And cheap, reliable, birth control.


> Media says that it's the economy, but I've never once believed that to be the leading factor. People had babies when they didn't have fresh food, running water, or even homes. Certainly far worse lives than we have today.

One thing to consider is choice. Historically women didn’t have the ability to avoid having children short of abstinence, and even that wasn’t a given in a culture where marriage isn’t voluntary, marital rape is legal, education limited, and you’ve had religious indoctrination saying it’s a sin your entire life. Men didn’t have the risk of dying in childbirth, but had the rest to varying degrees (e.g. stories about wives pleading for children with men who in the modern world would be recognized as queer).

Now that people have choice, the technology to implement their decision, and a huge financial swing (children are expenses rather than cheap labor and your retirement plan) that historical baseline is increasingly irrelevant.


> I think that if I were a woman that I would personally choose career or personal life first before having children, all other things in my life held equal. I have a lot invested in those things, they're here and tangible, and they bring me joy

And then you're 35/40 and pregnancy, let alone more than one is way more complicated.

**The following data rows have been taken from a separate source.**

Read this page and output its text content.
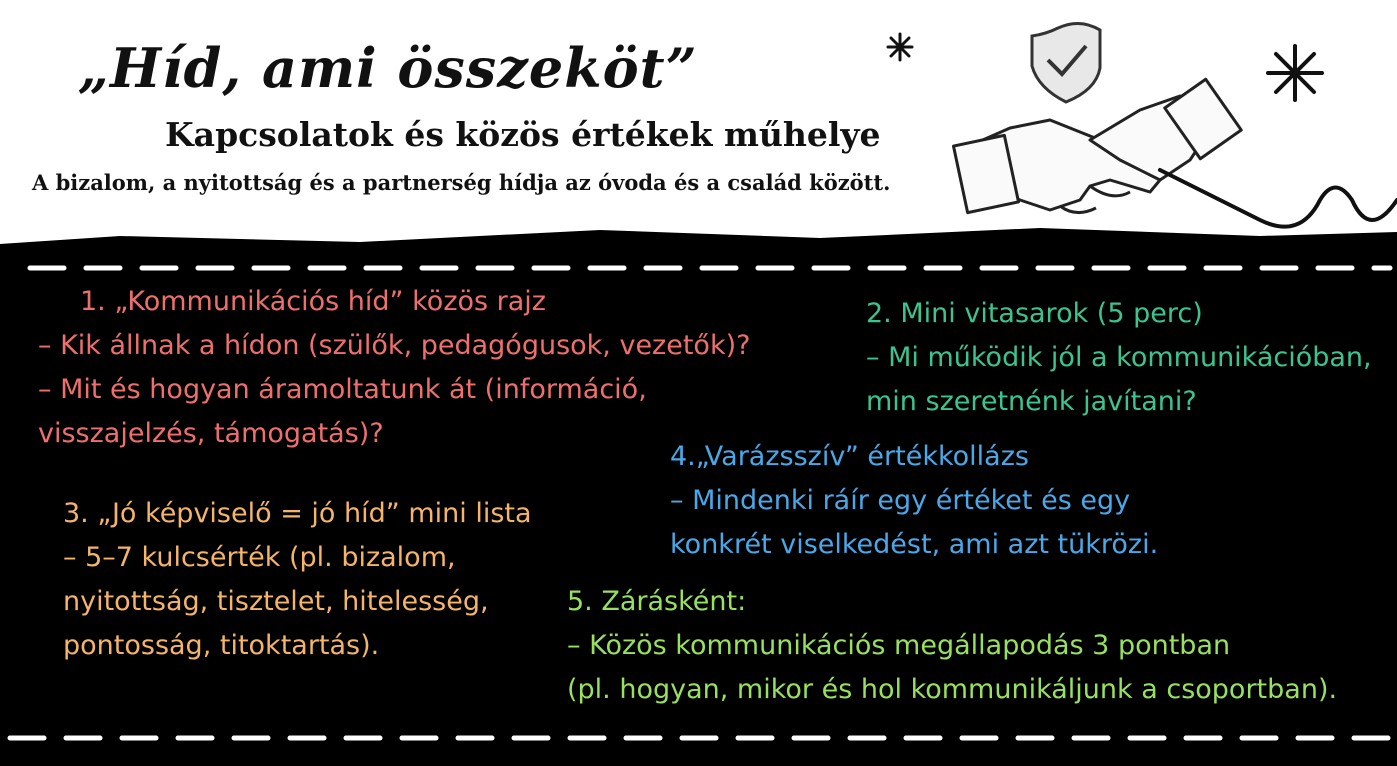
„Híd, ami összeköt”
Kapcsolatok és közös értékek műhelye
A bizalom, a nyitottság és a partnerség hídja az óvoda és a család között.
1. „Kommunikációs híd” közös rajz
– Kik állnak a hídon (szülők, pedagógusok, vezetők)?
– Mit és hogyan áramoltatunk át (információ,
visszajelzés, támogatás)?
2. Mini vitasarok (5 perc)
– Mi működik jól a kommunikációban,
min szeretnénk javítani?
3. „Jó képviselő = jó híd” mini lista
– 5–7 kulcsérték (pl. bizalom,
nyitottság, tisztelet, hitelesség,
pontosság, titoktartás).
4.„Varázsszív” értékkollázs
– Mindenki ráír egy értéket és egy
konkrét viselkedést, ami azt tükrözi.
5. Zárásként:
– Közös kommunikációs megállapodás 3 pontban
(pl. hogyan, mikor és hol kommunikáljunk a csoportban).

"Media says that it's the economy, but I've never once believed that to be the leading factor. People had babies when they didn't have fresh food, running water, or even homes. Certainly far worse lives than we have today."

Historically, women didn't have bodily autonomy, had lower education and when those two points have not applied (recent history) there has been hope of an improvement around the corner.

Women now have bodily autonomy, have higher education, and many people today only see a downward trajectory economically speaking.